Self-organizing teams: Agents form around promising directions and vet proposals before allocating resources, so compute goes only to ideas that survive review.
Learning from failure: The system documents failures as well as successes, building a record that steers future exploration.
Validated broadly: Reaches a 74.4% mean leaderboard percentile on biomedical ML, 1.9x faster convergence on language model training, and gains on protein fitness.
Claude Opus 4.8 Sharpens Agentic Judgment
Anthropic released Claude Opus 4.8, an incremental upgrade over Opus 4.7 tuned for sharper judgment, more honesty about its own progress, and longer independent runs.
Agentic gains: Posts 84% on Online-Mind2Web for computer-use and browser-agent tasks, and the team reports it is roughly 4x less likely than its predecessor to overlook code flaws.
Self-correction and honesty: Early testers cite improved reliability, better self-correction, and more accurate reporting of how far it has actually gotten on a task.

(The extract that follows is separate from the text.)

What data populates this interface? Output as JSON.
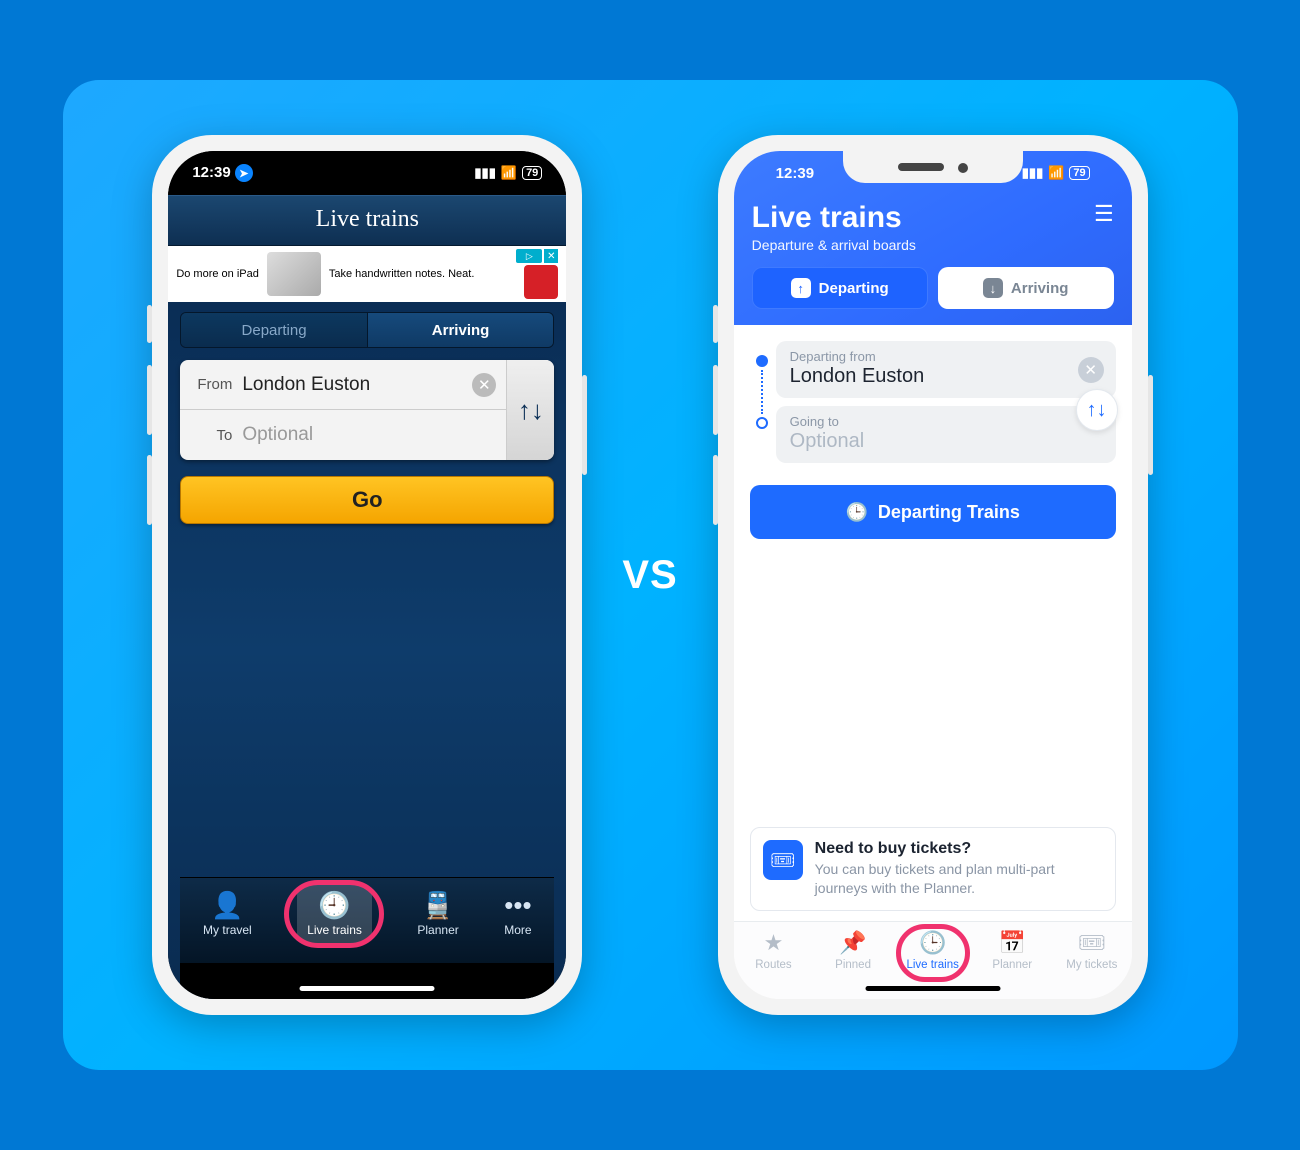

New controls: Ships alongside dynamic workflows, an effort control to dial response intensity, and a Systems API update that lets you change mid-task instructions without breaking the prompt cache.
Why it matters: The honesty and judgment gains target the exact failure modes that break long-horizon agents, where a model that overstates progress derails an entire run.
Available today via the claude-opus-4-8 API identifier at the same price as before ($5/$25 per million tokens), with a 3x cheaper Fast mode.